(Gen. 24.)
NOW Abraham had not forgotten that God had said, “I know him that he will command his children after him, and they shall keep the way of the Lord,” and He therefore instructs Eliezer to fetch a wife for Isaac from his own kindred. It would be hardly possible for anyone who began to read this beautiful chapter to put it down unfinished, for, to speak of nothing else, the manner in which God prospers the way of Abraham’s servant and answers his prayer, is remarkable. But, without entering into details, there is something far beyond the surface here. It happened as “a type for us.” The Father has sent down the Holy Ghost into this world to call and lead through it a bride for His Son, as Abraham sent Eliezer to find and bring through the desert a wife for Isaac. Of the Holy Ghost it is said, “He shall testify of Me,” and Eliezer delights to speak of the riches and glory belonging to Abraham and Isaac, adding, “to him (Isaac) hath he given all that he hath.” God has committed everything to Christ, “the Father loveth the Son, and hath given all things into His hand.” The only begotten Son of the Father, who went through death for us, who rose from the grave, and who is now in Heaven, will not be there alone. He died that He might “bring forth much fruit” and have “many sons” in glory with Him: so the Holy Ghost is convincing people of sin, and gathering out sinners to form the Church of God down here, that shall in glory be “the bride, the Lamb’s wife.” When Bethuel and Laban said to Rebekah, “Wilt thou go with this man?” how ready is her reply, “I will go.” Do any of my readers thus make choice of Christ? You have not seen Him, neither had Rebekah seen Isaac, but you may say by faith, “whom having not seen you love,” for you have heard of His love and glory, and how He died to win your hearts, and “these are written that ye might believe that Jesus is the Christ, the Son of God: and that believing, ye might have life through His name.” The word of God is the testimony to you, for “the Holy Scriptures are able to make thee wise unto salvation, through faith, that is in Christ Jesus.” “Faith cometh by hearing, and hearing by the word of God.”
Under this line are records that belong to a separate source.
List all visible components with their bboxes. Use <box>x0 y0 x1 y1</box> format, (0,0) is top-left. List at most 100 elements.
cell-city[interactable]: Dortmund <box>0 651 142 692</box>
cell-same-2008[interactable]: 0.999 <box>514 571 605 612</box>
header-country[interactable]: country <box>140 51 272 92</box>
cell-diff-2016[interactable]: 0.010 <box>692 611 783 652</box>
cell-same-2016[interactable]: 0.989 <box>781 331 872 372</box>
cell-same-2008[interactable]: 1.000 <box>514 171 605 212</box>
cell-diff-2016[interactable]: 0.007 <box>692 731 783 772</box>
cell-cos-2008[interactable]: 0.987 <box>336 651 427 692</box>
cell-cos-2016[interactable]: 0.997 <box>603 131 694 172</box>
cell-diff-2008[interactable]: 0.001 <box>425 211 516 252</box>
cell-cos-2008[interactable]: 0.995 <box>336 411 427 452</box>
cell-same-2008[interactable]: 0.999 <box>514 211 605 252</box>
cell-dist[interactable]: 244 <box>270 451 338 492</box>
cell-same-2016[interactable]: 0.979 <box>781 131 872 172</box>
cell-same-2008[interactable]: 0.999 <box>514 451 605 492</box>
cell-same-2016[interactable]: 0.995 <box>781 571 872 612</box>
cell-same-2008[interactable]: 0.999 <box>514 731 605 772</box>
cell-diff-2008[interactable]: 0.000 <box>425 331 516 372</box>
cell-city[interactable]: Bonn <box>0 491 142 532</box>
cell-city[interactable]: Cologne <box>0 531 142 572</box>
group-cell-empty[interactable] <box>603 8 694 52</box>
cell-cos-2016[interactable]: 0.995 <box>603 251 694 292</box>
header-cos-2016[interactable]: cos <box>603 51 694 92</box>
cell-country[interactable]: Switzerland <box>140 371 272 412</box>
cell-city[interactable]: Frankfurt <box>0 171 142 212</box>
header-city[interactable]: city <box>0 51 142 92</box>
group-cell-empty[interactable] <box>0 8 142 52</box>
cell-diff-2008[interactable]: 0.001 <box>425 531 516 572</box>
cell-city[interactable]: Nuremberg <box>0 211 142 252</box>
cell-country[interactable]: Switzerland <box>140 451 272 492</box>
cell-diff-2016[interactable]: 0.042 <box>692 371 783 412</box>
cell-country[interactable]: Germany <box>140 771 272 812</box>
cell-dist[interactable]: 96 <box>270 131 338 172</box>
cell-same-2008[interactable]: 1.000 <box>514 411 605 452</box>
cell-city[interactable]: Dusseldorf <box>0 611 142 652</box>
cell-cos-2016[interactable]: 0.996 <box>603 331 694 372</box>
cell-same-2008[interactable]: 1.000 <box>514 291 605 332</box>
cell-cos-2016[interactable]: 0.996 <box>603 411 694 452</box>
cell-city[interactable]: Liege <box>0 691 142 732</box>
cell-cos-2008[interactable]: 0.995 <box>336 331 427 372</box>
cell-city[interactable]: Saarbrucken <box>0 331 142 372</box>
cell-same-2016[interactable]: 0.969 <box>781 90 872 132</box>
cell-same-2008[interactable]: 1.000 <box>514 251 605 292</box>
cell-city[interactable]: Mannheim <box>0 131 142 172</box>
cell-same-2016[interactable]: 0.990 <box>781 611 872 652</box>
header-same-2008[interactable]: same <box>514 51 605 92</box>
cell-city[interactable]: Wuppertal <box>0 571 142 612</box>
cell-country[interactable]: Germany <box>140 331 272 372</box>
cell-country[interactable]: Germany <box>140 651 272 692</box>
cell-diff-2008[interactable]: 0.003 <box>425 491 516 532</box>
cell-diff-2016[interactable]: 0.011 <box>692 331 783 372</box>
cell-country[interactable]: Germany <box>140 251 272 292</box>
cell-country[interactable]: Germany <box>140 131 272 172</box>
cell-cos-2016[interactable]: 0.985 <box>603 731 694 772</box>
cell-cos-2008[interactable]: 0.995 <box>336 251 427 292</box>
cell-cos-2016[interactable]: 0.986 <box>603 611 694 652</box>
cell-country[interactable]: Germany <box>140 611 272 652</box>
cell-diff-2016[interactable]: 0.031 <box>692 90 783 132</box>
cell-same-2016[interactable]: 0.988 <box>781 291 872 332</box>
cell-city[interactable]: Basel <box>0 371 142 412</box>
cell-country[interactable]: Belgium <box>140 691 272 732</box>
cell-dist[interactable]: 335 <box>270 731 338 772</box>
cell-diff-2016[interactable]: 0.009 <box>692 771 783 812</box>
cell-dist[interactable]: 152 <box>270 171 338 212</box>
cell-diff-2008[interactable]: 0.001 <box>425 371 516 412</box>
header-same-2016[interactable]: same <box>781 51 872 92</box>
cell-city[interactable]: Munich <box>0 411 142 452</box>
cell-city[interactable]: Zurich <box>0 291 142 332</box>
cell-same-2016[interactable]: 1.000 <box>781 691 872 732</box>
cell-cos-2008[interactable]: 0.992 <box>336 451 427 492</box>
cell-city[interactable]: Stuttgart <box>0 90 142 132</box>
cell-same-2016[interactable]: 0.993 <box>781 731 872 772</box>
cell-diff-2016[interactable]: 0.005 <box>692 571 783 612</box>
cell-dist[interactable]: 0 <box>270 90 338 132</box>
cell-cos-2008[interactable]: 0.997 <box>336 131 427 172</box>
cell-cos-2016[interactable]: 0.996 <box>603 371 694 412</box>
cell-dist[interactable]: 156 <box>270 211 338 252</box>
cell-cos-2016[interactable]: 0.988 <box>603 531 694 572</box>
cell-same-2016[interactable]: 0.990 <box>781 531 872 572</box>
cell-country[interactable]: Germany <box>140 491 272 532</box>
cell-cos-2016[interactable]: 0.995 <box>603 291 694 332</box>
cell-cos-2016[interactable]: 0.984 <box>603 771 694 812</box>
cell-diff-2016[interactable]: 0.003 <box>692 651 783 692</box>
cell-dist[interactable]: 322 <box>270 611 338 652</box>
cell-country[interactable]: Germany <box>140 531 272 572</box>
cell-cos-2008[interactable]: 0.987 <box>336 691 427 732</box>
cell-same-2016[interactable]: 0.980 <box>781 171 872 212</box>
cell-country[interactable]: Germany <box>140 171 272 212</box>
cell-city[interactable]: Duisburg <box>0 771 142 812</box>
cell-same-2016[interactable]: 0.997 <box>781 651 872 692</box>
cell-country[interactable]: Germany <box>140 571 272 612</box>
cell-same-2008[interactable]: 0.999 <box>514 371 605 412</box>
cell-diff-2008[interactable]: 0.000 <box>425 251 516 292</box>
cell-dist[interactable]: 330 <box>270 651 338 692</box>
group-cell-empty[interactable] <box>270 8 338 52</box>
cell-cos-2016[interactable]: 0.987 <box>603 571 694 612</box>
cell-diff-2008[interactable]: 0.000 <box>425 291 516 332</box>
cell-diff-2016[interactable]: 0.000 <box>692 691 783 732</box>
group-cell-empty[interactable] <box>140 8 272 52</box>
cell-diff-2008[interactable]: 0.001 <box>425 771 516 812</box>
By-and-by, when we are in the place prepared for us in the Father’s house, we shall look back and see how the Holy Ghost has ministered to us all through the wilderness from the very moment when our hearts have said, “I will go,” and we shall wonder at the love and mercy that chose us and bore with us. It is “God who is rich in mercy.”
In this remarkable history concerning Abraham, the friend of God, we have the pattern of one who walked before God as a stranger and a pilgrim, in a land where God was unknown; may those of us who know the Lord learn to do the same, remembering too that we have a further example in Christ, that we may follow His steps.